When the Civil War began, Grissom declined an appointment as surgeon and obtained the captaincy of Company D of the Thirtieth North Carolina Regiment. He was wounded just before the opening of the Seven Days' Battle around Richmond, and while convalescing in Richmond he was elected to the House of Commons. Reelected in 1864, Grissom was a member of the military committee for both terms, and one of his proposals resulted in the law appropriating one million dollars for the relief of indigent families of soldiers. Between sessions he served as army surgeon with the rank of major. In 1865, Grissom was a member of the constitutional convention ordered by President Andrew Johnson and served on the committee that drafted the repeal of the secession ordinance.
For the next three years Grissom practiced medicine. In 1868, he was appointed superintendent of the North Carolina psychiatric hospital at Raleigh. While serving in that capacity he introduced new methods of treating the mentally ill, worked to improve the care and general health of his patients, and increased the physical facilities of the institution. When she visited the psychiatric hospital in 1877, Dorothea Dix complimented Grissom enthusiastically for "promoting the comfort of the insane and applying all the means at your command for their restoration." Chiefly through his efforts the General Assembly appropriated money for a western psychiatric hospital for whites at Morganton and one for blacks at Goldsboro. In his spare time he served as a member of the State Board of Agriculture, as surgeon-general of the state guard (1882–88), and as a trustee of The University of North Carolina (1879–90).
In June 1889 Grissom was tried for "gross immorality in connection with certain female attendants," "mismanagement" and "cruelty" to his patients, and "misappropriating the property" of the psychiatric hospital. The trial lasted four weeks and created the greatest excitement.

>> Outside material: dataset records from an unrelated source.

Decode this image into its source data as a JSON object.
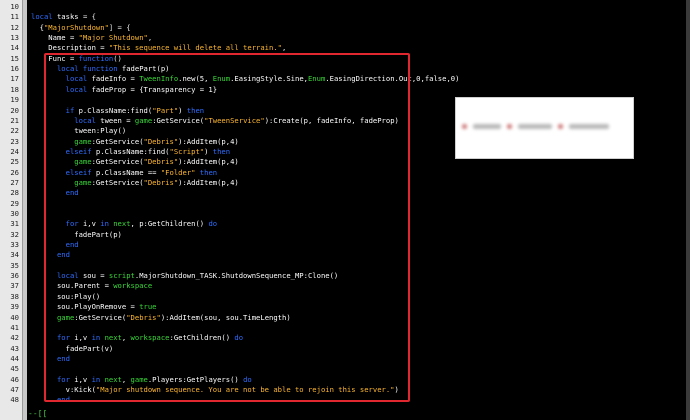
{
  "editor": {
    "line_numbers": [
      "10",
      "11",
      "12",
      "13",
      "14",
      "15",
      "16",
      "17",
      "18",
      "19",
      "20",
      "21",
      "22",
      "23",
      "24",
      "25",
      "26",
      "27",
      "28",
      "29",
      "30",
      "31",
      "32",
      "33",
      "34",
      "35",
      "36",
      "37",
      "38",
      "39",
      "40",
      "41",
      "42",
      "43",
      "44",
      "45",
      "46",
      "47",
      "48"
    ],
    "lines": [
      [],
      [
        [
          "kw",
          "local "
        ],
        [
          "id",
          "tasks "
        ],
        [
          "op",
          "= {"
        ]
      ],
      [
        [
          "id",
          "  {"
        ],
        [
          "str",
          "\"MajorShutdown\""
        ],
        [
          "op",
          "] = {"
        ]
      ],
      [
        [
          "id",
          "    Name = "
        ],
        [
          "str",
          "\"Major Shutdown\""
        ],
        [
          "op",
          ","
        ]
      ],
      [
        [
          "id",
          "    Description = "
        ],
        [
          "str",
          "\"This sequence will delete all terrain.\""
        ],
        [
          "op",
          ","
        ]
      ],
      [
        [
          "id",
          "    Func = "
        ],
        [
          "kw",
          "function"
        ],
        [
          "op",
          "()"
        ]
      ],
      [
        [
          "id",
          "      "
        ],
        [
          "kw",
          "local function "
        ],
        [
          "id",
          "fadePart(p)"
        ]
      ],
      [
        [
          "id",
          "        "
        ],
        [
          "kw",
          "local "
        ],
        [
          "id",
          "fadeInfo = "
        ],
        [
          "gr",
          "TweenInfo"
        ],
        [
          "id",
          ".new(5, "
        ],
        [
          "gr",
          "Enum"
        ],
        [
          "id",
          ".EasingStyle.Sine,"
        ],
        [
          "gr",
          "Enum"
        ],
        [
          "id",
          ".EasingDirection.Out,0,false,0)"
        ]
      ],
      [
        [
          "id",
          "        "
        ],
        [
          "kw",
          "local "
        ],
        [
          "id",
          "fadeProp = {Transparency = 1}"
        ]
      ],
      [],
      [
        [
          "id",
          "        "
        ],
        [
          "kw",
          "if "
        ],
        [
          "id",
          "p.ClassName:find("
        ],
        [
          "str",
          "\"Part\""
        ],
        [
          "id",
          ") "
        ],
        [
          "kw",
          "then"
        ]
      ],
      [
        [
          "id",
          "          "
        ],
        [
          "kw",
          "local "
        ],
        [
          "id",
          "tween = "
        ],
        [
          "gr",
          "game"
        ],
        [
          "id",
          ":GetService("
        ],
        [
          "str",
          "\"TweenService\""
        ],
        [
          "id",
          "):Create(p, fadeInfo, fadeProp)"
        ]
      ],
      [
        [
          "id",
          "          tween:Play()"
        ]
      ],
      [
        [
          "id",
          "          "
        ],
        [
          "gr",
          "game"
        ],
        [
          "id",
          ":GetService("
        ],
        [
          "str",
          "\"Debris\""
        ],
        [
          "id",
          "):AddItem(p,4)"
        ]
      ],
      [
        [
          "id",
          "        "
        ],
        [
          "kw",
          "elseif "
        ],
        [
          "id",
          "p.ClassName:find("
        ],
        [
          "str",
          "\"Script\""
        ],
        [
          "id",
          ") "
        ],
        [
          "kw",
          "then"
        ]
      ],
      [
        [
          "id",
          "          "
        ],
        [
          "gr",
          "game"
        ],
        [
          "id",
          ":GetService("
        ],
        [
          "str",
          "\"Debris\""
        ],
        [
          "id",
          "):AddItem(p,4)"
        ]
      ],
      [
        [
          "id",
          "        "
        ],
        [
          "kw",
          "elseif "
        ],
        [
          "id",
          "p.ClassName == "
        ],
        [
          "str",
          "\"Folder\""
        ],
        [
          "id",
          " "
        ],
        [
          "kw",
          "then"
        ]
      ],
      [
        [
          "id",
          "          "
        ],
        [
          "gr",
          "game"
        ],
        [
          "id",
          ":GetService("
        ],
        [
          "str",
          "\"Debris\""
        ],
        [
          "id",
          "):AddItem(p,4)"
        ]
      ],
      [
        [
          "id",
          "        "
        ],
        [
          "kw",
          "end"
        ]
      ],
      [],
      [],
      [
        [
          "id",
          "        "
        ],
        [
          "kw",
          "for "
        ],
        [
          "id",
          "i,v "
        ],
        [
          "kw",
          "in "
        ],
        [
          "gr",
          "next"
        ],
        [
          "id",
          ", p:GetChildren() "
        ],
        [
          "kw",
          "do"
        ]
      ],
      [
        [
          "id",
          "          fadePart(p)"
        ]
      ],
      [
        [
          "id",
          "        "
        ],
        [
          "kw",
          "end"
        ]
      ],
      [
        [
          "id",
          "      "
        ],
        [
          "kw",
          "end"
        ]
      ],
      [],
      [
        [
          "id",
          "      "
        ],
        [
          "kw",
          "local "
        ],
        [
          "id",
          "sou = "
        ],
        [
          "gr",
          "script"
        ],
        [
          "id",
          ".MajorShutdown_TASK.ShutdownSequence_MP:Clone()"
        ]
      ],
      [
        [
          "id",
          "      sou.Parent = "
        ],
        [
          "gr",
          "workspace"
        ]
      ],
      [
        [
          "id",
          "      sou:Play()"
        ]
      ],
      [
        [
          "id",
          "      sou.PlayOnRemove = "
        ],
        [
          "gr",
          "true"
        ]
      ],
      [
        [
          "id",
          "      "
        ],
        [
          "gr",
          "game"
        ],
        [
          "id",
          ":GetService("
        ],
        [
          "str",
          "\"Debris\""
        ],
        [
          "id",
          "):AddItem(sou, sou.TimeLength)"
        ]
      ],
      [],
      [
        [
          "id",
          "      "
        ],
        [
          "kw",
          "for "
        ],
        [
          "id",
          "i,v "
        ],
        [
          "kw",
          "in "
        ],
        [
          "gr",
          "next"
        ],
        [
          "id",
          ", "
        ],
        [
          "gr",
          "workspace"
        ],
        [
          "id",
          ":GetChildren() "
        ],
        [
          "kw",
          "do"
        ]
      ],
      [
        [
          "id",
          "        fadePart(v)"
        ]
      ],
      [
        [
          "id",
          "      "
        ],
        [
          "kw",
          "end"
        ]
      ],
      [],
      [
        [
          "id",
          "      "
        ],
        [
          "kw",
          "for "
        ],
        [
          "id",
          "i,v "
        ],
        [
          "kw",
          "in "
        ],
        [
          "gr",
          "next"
        ],
        [
          "id",
          ", "
        ],
        [
          "gr",
          "game"
        ],
        [
          "id",
          ".Players:GetPlayers() "
        ],
        [
          "kw",
          "do"
        ]
      ],
      [
        [
          "id",
          "        v:Kick("
        ],
        [
          "str",
          "\"Major shutdown sequence. You are not be able to rejoin this server.\""
        ],
        [
          "id",
          ")"
        ]
      ],
      [
        [
          "id",
          "      "
        ],
        [
          "kw",
          "end"
        ]
      ]
    ],
    "bottom_marker": "--[[",
    "colors": {
      "background": "#000000",
      "keyword": "#2f6dff",
      "builtin": "#39d839",
      "string": "#ffb830",
      "identifier": "#ffffff",
      "operator": "#e8e8e8",
      "highlight_border": "#e0262e"
    }
  },
  "overlay_panel": {
    "blurred": true
  }
}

Former Governor Thomas J. Jarvis was chief counsel for the defense, and eventually Grissom was found innocent on all charges. He resigned a month after the trial and moved his practice to Denver and Colorado Springs, Colo. He died at age seventy-one on a visit to Washington, D.C.

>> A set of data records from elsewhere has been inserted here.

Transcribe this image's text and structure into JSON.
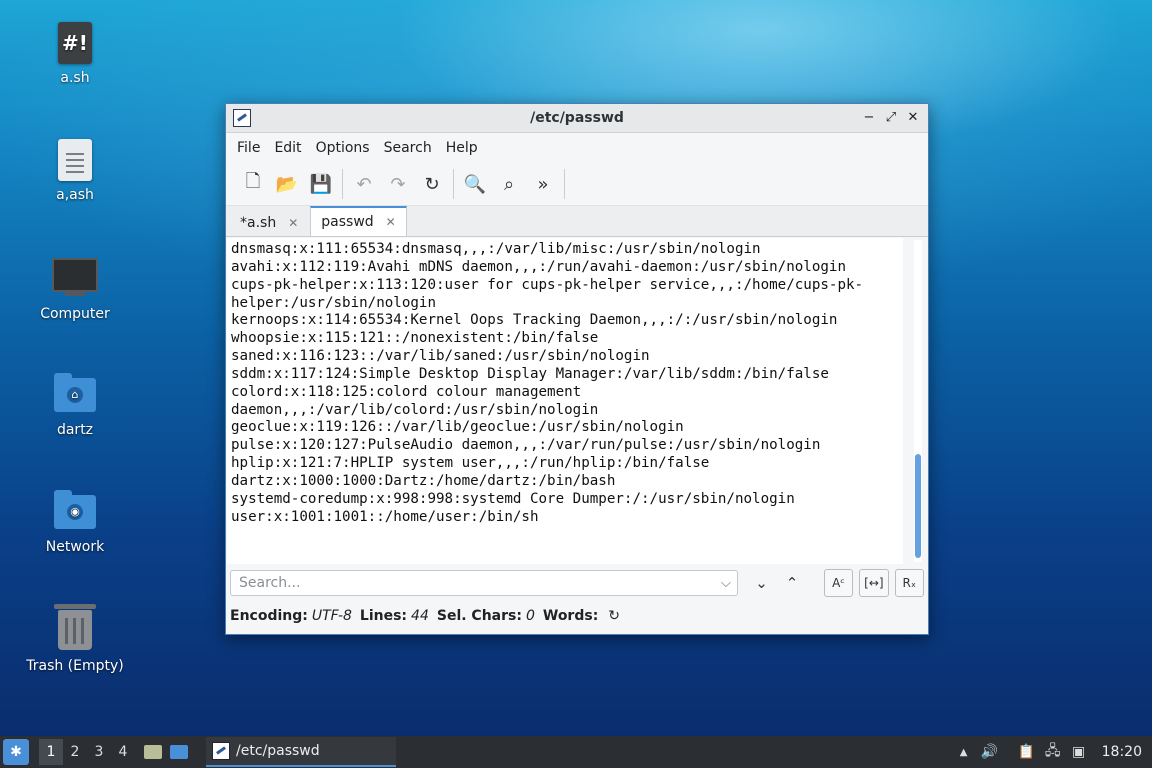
{
  "desktop": {
    "icons": [
      {
        "label": "a.sh",
        "icon": "script-file-icon"
      },
      {
        "label": "a,ash",
        "icon": "text-file-icon"
      },
      {
        "label": "Computer",
        "icon": "computer-icon"
      },
      {
        "label": "dartz",
        "icon": "home-folder-icon"
      },
      {
        "label": "Network",
        "icon": "network-folder-icon"
      },
      {
        "label": "Trash (Empty)",
        "icon": "trash-icon"
      }
    ],
    "script_glyph": "#!"
  },
  "window": {
    "title": "/etc/passwd",
    "controls": {
      "minimize": "−",
      "maximize": "⤢",
      "close": "✕"
    },
    "menu": [
      "File",
      "Edit",
      "Options",
      "Search",
      "Help"
    ],
    "toolbar": {
      "new": "🗋",
      "open": "📂",
      "save": "💾",
      "undo": "↶",
      "redo": "↷",
      "reload": "↻",
      "find": "🔍",
      "replace": "⌕",
      "more": "»"
    },
    "tabs": [
      {
        "label": "*a.sh",
        "close": "✕",
        "active": false
      },
      {
        "label": "passwd",
        "close": "✕",
        "active": true
      }
    ],
    "editor_text": "dnsmasq:x:111:65534:dnsmasq,,,:/var/lib/misc:/usr/sbin/nologin\navahi:x:112:119:Avahi mDNS daemon,,,:/run/avahi-daemon:/usr/sbin/nologin\ncups-pk-helper:x:113:120:user for cups-pk-helper service,,,:/home/cups-pk-helper:/usr/sbin/nologin\nkernoops:x:114:65534:Kernel Oops Tracking Daemon,,,:/:/usr/sbin/nologin\nwhoopsie:x:115:121::/nonexistent:/bin/false\nsaned:x:116:123::/var/lib/saned:/usr/sbin/nologin\nsddm:x:117:124:Simple Desktop Display Manager:/var/lib/sddm:/bin/false\ncolord:x:118:125:colord colour management daemon,,,:/var/lib/colord:/usr/sbin/nologin\ngeoclue:x:119:126::/var/lib/geoclue:/usr/sbin/nologin\npulse:x:120:127:PulseAudio daemon,,,:/var/run/pulse:/usr/sbin/nologin\nhplip:x:121:7:HPLIP system user,,,:/run/hplip:/bin/false\ndartz:x:1000:1000:Dartz:/home/dartz:/bin/bash\nsystemd-coredump:x:998:998:systemd Core Dumper:/:/usr/sbin/nologin\nuser:x:1001:1001::/home/user:/bin/sh",
    "findbar": {
      "placeholder": "Search...",
      "dropdown": "⌵",
      "prev": "⌄",
      "next": "⌃",
      "match_case": "Aᶜ",
      "whole_word": "[↔]",
      "regex": "Rₓ"
    },
    "status": {
      "encoding_label": "Encoding:",
      "encoding_value": "UTF-8",
      "lines_label": "Lines:",
      "lines_value": "44",
      "sel_label": "Sel. Chars:",
      "sel_value": "0",
      "words_label": "Words:",
      "words_refresh": "↻"
    }
  },
  "taskbar": {
    "start_glyph": "✱",
    "workspaces": [
      "1",
      "2",
      "3",
      "4"
    ],
    "task_label": "/etc/passwd",
    "clock": "18:20",
    "tray": {
      "up": "▲",
      "volume": "🔊",
      "clipboard": "📋",
      "network": "🖧",
      "display": "▣"
    }
  },
  "colors": {
    "accent": "#4a90d9",
    "taskbar": "#2b2f33"
  }
}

Dr. Grissom's work with people with mental illnesses won him national recognition. He contributed numerous articles—generally on mental illness—to medical journals in North Carolina and some to the New England Medical Monthly and the American Medical Journal. His more important articles were republished in pamphlet form, among them Mania Transitoria, Mechanical Protection for the Violent Insane, The Semeiology of Insanity, and Deafmutism. In 1882, Grissom was elected first vice-president of the American Medical Association; during his long membership in that group he was chairman at one time or another of most of its committees. In 1887, he was president of the Association of Superintendents of American Insane Asylums (now the American Psychiatric Association). He also served as president of the Raleigh Academy of Medicine.
Dr. Grissom was a Methodist, an active Mason (attaining the 33rd degree in 1884), and a Republican. On 10 Jan. 1866 he married Mary Ann Bryan, daughter of Michael Bryan, a North Carolina planter. They had five children: Robert Gilliam, Eugene, Mary Theodora, Adelaide, and Lillian.